My vacation continues: Supper (green chili omelettes). Dessert (applesauce and cream). Quantum physics. Dancing in my pajamas. Tortoise shelter. Llama hay. Sunset gazing. Sleep.
6:33:14 PM    comment []  



The landlord has returned to his distant coastal domicile. We remain, nailed in place, with our new bridge and our mud-puddle ponds.

It turns out my yesterday's ejaculations regarding the backhoe and the flowing waters to come were premature. The backhoe was nearly swallowed up in mud and the driver worked for a solid two hours solely to extricate it from the quag. He drove away then, promising to return someday with a larger machine to scoop the silt from the safety of the outer perimeter rather than from within.

I see in today's news that we're surrounded (at safe distances) by forest- and wildfires. I've noticed no smoke here yet. West 300 miles and a little north, and over a range or two of mountains, the Deer Creek fire in Oregon has burned 1,800 acres and is 10 percent contained. Due east 50 or 60 miles on the other side of the Warners from here the Barrel fire continues to burn--24,800 acres at 60 percent contained. Directly south 200 miles the Harding fire in the Tahoe National Forest is 50 percent contained at 2,200 acres. A new fire southwest of us 150 miles--the Manton fire--has burned 2,300 acres and is 20 percent contained. The Fly and Burnt Cabin fires burn far to the north in Oregon.

Yesterday Aunt Judi in White Castle, Louisiana, emailed me to say that she and her son's family are bracing themselves for the predicted category 4 hurricane to do its worst come Monday's landfall, and not to be surprised if I don't hear from her for a bit.

At such times and in a removed and silent life such as this one I find there are long moments when it takes effort to remember that circumstances in the outside world do not stem entirely from those of the inside one.


In the courtyard, again and again Gunter thrusts his armored mouth into the little heap of grass hay. Ranger lies in the shade of his pen, where he spends much of the day in good weather. Reclining in the pasture, Fernando and Lorenzo stretch their long necks on the warm, dry sand and silt of the empty streambed. Apple dozes in the sun. Sally lies at my feet, as always, to best monitor my every move.

Car Talk dribbles at low volume out the radio at the other end of the house. My brother is in a bad mood today (and who can blame him?). I've sent him to take a walk on the road to get it out of his system. Yesterday when I went to fetch the mail at the mercantile I met a woman there named Siggy Marquez who says she will brother-sit for me anytime: she has training, experience, credentials; she knows CPR. When I can budget it, then, I finally have an alternative care-provider for him. This is a very encouraging development for both of us.
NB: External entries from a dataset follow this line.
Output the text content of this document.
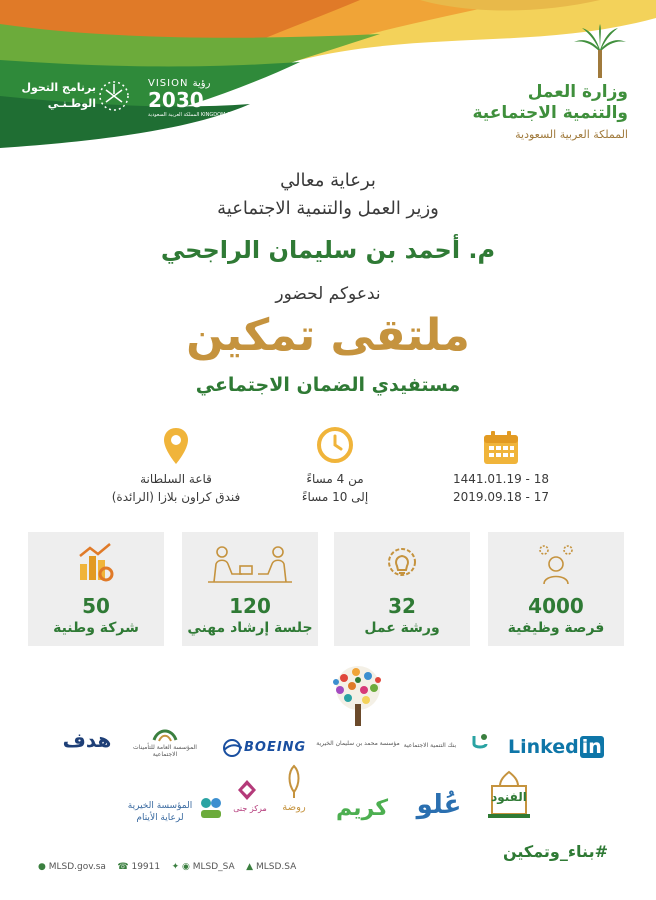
وزارة العمل
والتنمية الاجتماعية
المملكة العربية السعودية
VISION رؤية
2030
المملكة العربية السعودية KINGDOM OF SAUDI ARABIA
برنامج التحول
الوطـنـي
برعاية معالي
وزير العمل والتنمية الاجتماعية
م. أحمد بن سليمان الراجحي
ندعوكم لحضور
ملتقى تمكين
مستفيدي الضمان الاجتماعي
1441.01.19 - 18
2019.09.18 - 17
من 4 مساءً
إلى 10 مساءً
قاعة السلطانة
فندق كراون بلازا (الرائدة)
50
شركة وطنية
120
جلسة إرشاد مهني
32
ورشة عمل
4000
فرصة وظيفية
مؤسسة محمد بن سليمان الخيرية
هدف	المؤسسة العامة للتأمينات الاجتماعية	BOEING	بنك التنمية الاجتماعية	Linked in
المؤسسة الخيرية لرعاية الأيتام
مركز جنى	روضة	كريم	عُلو	الفنود
#بناء_وتمكين
● MLSD.gov.sa ☎ 19911 ✦ ◉ MLSD_SA ▲ MLSD.SA
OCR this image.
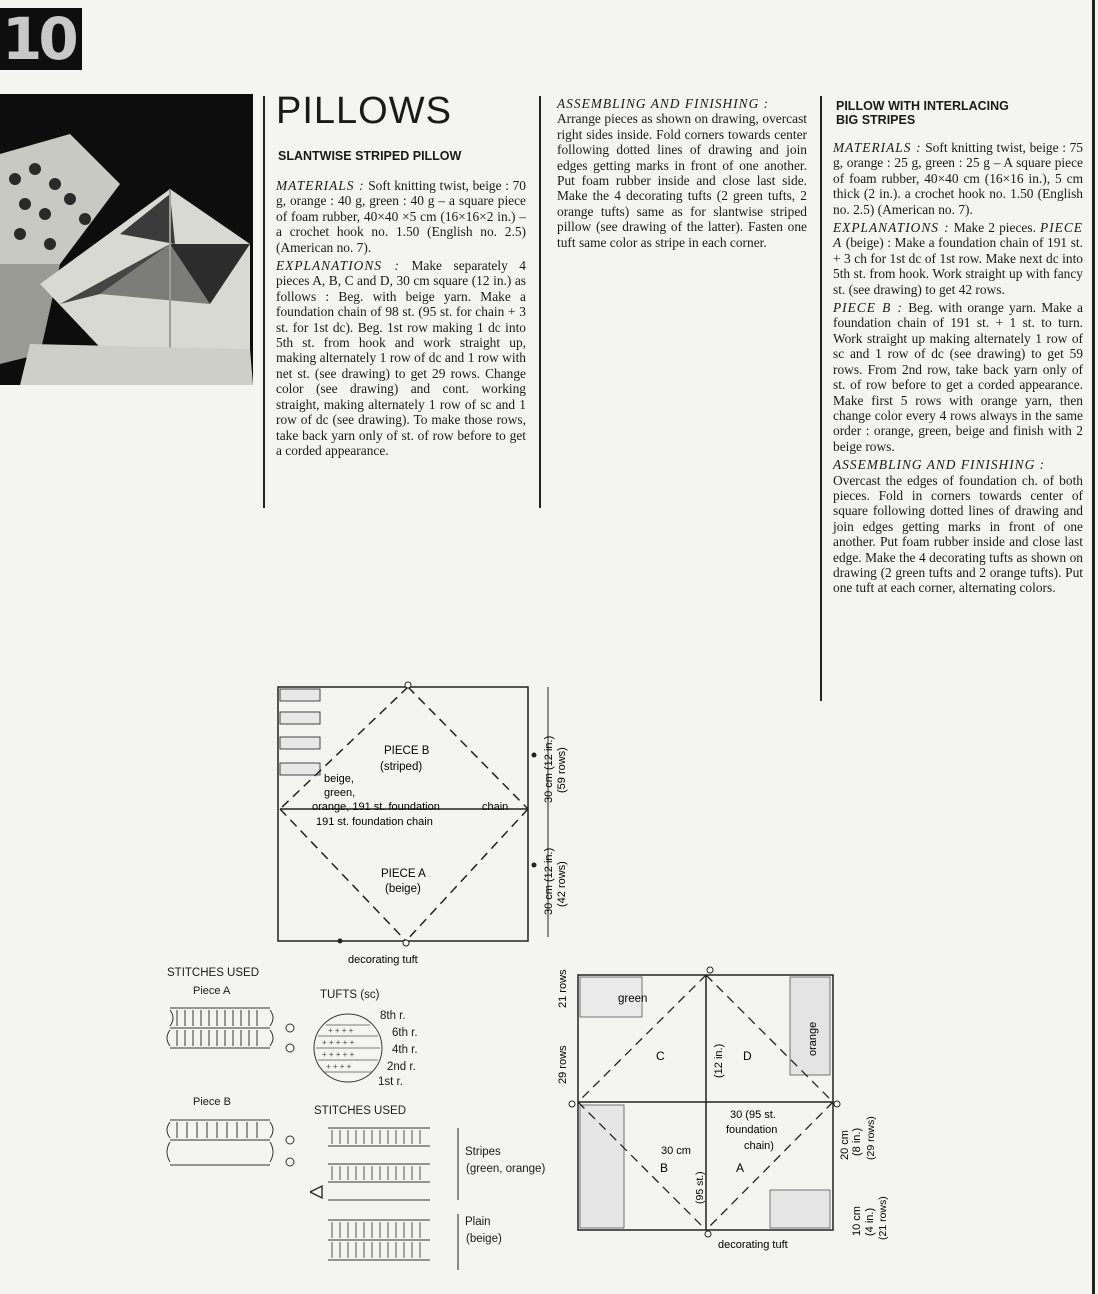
10
PILLOWS
SLANTWISE STRIPED PILLOW

MATERIALS : Soft knitting twist, beige : 70 g, orange : 40 g, green : 40 g – a square piece of foam rubber, 40×40 ×5 cm (16×16×2 in.) – a crochet hook no. 1.50 (English no. 2.5) (American no. 7).

EXPLANATIONS : Make separately 4 pieces A, B, C and D, 30 cm square (12 in.) as follows : Beg. with beige yarn. Make a foundation chain of 98 st. (95 st. for chain + 3 st. for 1st dc). Beg. 1st row making 1 dc into 5th st. from hook and work straight up, making alternately 1 row of dc and 1 row with net st. (see drawing) to get 29 rows. Change color (see drawing) and cont. working straight, making alternately 1 row of sc and 1 row of dc (see drawing). To make those rows, take back yarn only of st. of row before to get a corded appearance.

ASSEMBLING AND FINISHING :
Arrange pieces as shown on drawing, overcast right sides inside. Fold corners towards center following dotted lines of drawing and join edges getting marks in front of one another. Put foam rubber inside and close last side. Make the 4 decorating tufts (2 green tufts, 2 orange tufts) same as for slantwise striped pillow (see drawing of the latter). Fasten one tuft same color as stripe in each corner.
PILLOW WITH INTERLACING
BIG STRIPES

MATERIALS : Soft knitting twist, beige : 75 g, orange : 25 g, green : 25 g – A square piece of foam rubber, 40×40 cm (16×16 in.), 5 cm thick (2 in.). a crochet hook no. 1.50 (English no. 2.5) (American no. 7).

EXPLANATIONS : Make 2 pieces. PIECE A (beige) : Make a foundation chain of 191 st. + 3 ch for 1st dc of 1st row. Make next dc into 5th st. from hook. Work straight up with fancy st. (see drawing) to get 42 rows.

PIECE B : Beg. with orange yarn. Make a foundation chain of 191 st. + 1 st. to turn. Work straight up making alternately 1 row of sc and 1 row of dc (see drawing) to get 59 rows. From 2nd row, take back yarn only of st. of row before to get a corded appearance. Make first 5 rows with orange yarn, then change color every 4 rows always in the same order : orange, green, beige and finish with 2 beige rows.

ASSEMBLING AND FINISHING :
Overcast the edges of foundation ch. of both pieces. Fold in corners towards center of square following dotted lines of drawing and join edges getting marks in front of one another. Put foam rubber inside and close last edge. Make the 4 decorating tufts as shown on drawing (2 green tufts and 2 orange tufts). Put one tuft at each corner, alternating colors.
PIECE B
(striped)
beige,
green,
orange, 191 st. foundation	chain
191 st. foundation chain
PIECE A
(beige)
decorating tuft
30 cm (12 in.) (59 rows)
30 cm (12 in.) (42 rows)
STITCHES USED
Piece A
Piece B
TUFTS (sc)
+ + + +
+ + + + +
+ + + + +
+ + + +
8th r.
6th r.
4th r.
2nd r.
1st r.
STITCHES USED
Stripes
(green, orange)
Plain
(beige)
green
orange
C	D
B	A
(12 in.)
30 cm
(95 st.)
30 (95 st.
foundation
chain)
21 rows
29 rows
decorating tuft
20 cm (8 in.) (29 rows)
10 cm (4 in.) (21 rows)
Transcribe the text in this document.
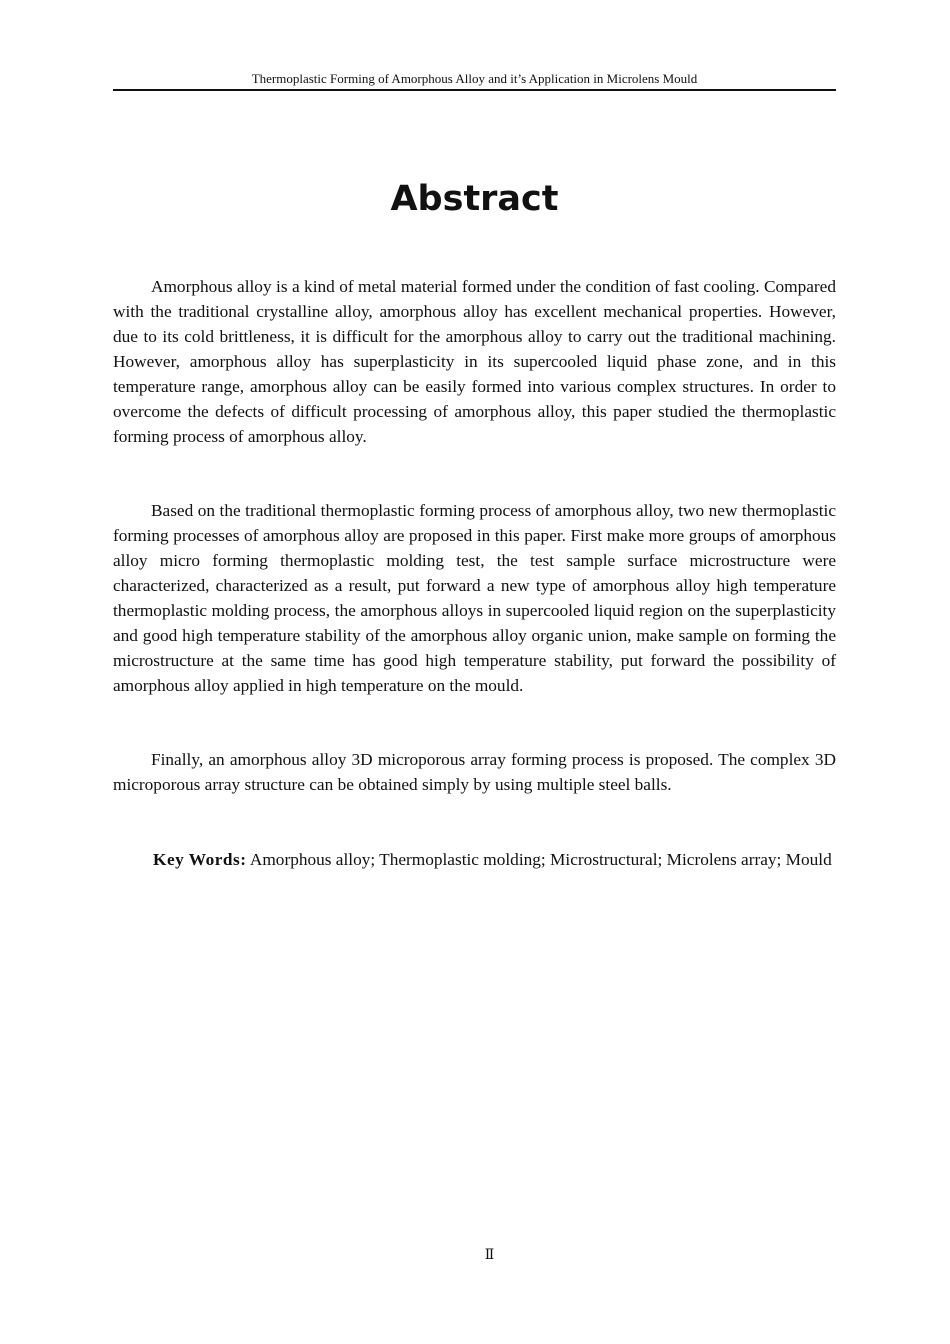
Thermoplastic Forming of Amorphous Alloy and it’s Application in Microlens Mould
Abstract

Amorphous alloy is a kind of metal material formed under the condition of fast cooling. Compared with the traditional crystalline alloy, amorphous alloy has excellent mechanical properties. However, due to its cold brittleness, it is difficult for the amorphous alloy to carry out the traditional machining. However, amorphous alloy has superplasticity in its supercooled liquid phase zone, and in this temperature range, amorphous alloy can be easily formed into various complex structures. In order to overcome the defects of difficult processing of amorphous alloy, this paper studied the thermoplastic forming process of amorphous alloy.

Based on the traditional thermoplastic forming process of amorphous alloy, two new thermoplastic forming processes of amorphous alloy are proposed in this paper. First make more groups of amorphous alloy micro forming thermoplastic molding test, the test sample surface microstructure were characterized, characterized as a result, put forward a new type of amorphous alloy high temperature thermoplastic molding process, the amorphous alloys in supercooled liquid region on the superplasticity and good high temperature stability of the amorphous alloy organic union, make sample on forming the microstructure at the same time has good high temperature stability, put forward the possibility of amorphous alloy applied in high temperature on the mould.

Finally, an amorphous alloy 3D microporous array forming process is proposed. The complex 3D microporous array structure can be obtained simply by using multiple steel balls.

Key Words: Amorphous alloy; Thermoplastic molding; Microstructural; Microlens array; Mould

Ⅱ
Landlord's gone. Backhoe's gone. No fearsome phone calls to make. I think I may take this weekend "off"--take a vacation from posting and selling books, from pdf-ing obsolete résumés and applying for impossible freelance assignments, from teaching myself all the livelong day one new bit of software after another. I feel that under the circumstances I have no right to any breather beyond my morning tea-and-notebook hour, and even that is geared toward writing. But today I think I will stop. Just until Monday morning. I will stop and throw on a long dress and make iced coffees with the last of the beans and pop lots of corn and watch the first three seasons of The Sopranos from start to finish all weekend long.

This life probably seems like a vacation in itself to some people. And usually I try to dwell on its poetic aspects. But when I'm not sculpting my five minutes of prose to post at feral it really is sort of harried and panicky. Lately. So I'm going to stop now and remove myself from the worry zone, slip for a day or two into videodrugdom.

I do have to bake bread at some point, and write up the blog, which provides me the comforting illusion of participating in the world at large. And I can't not keep you abreast of our wildfires and Aunt Judi's hurricanes.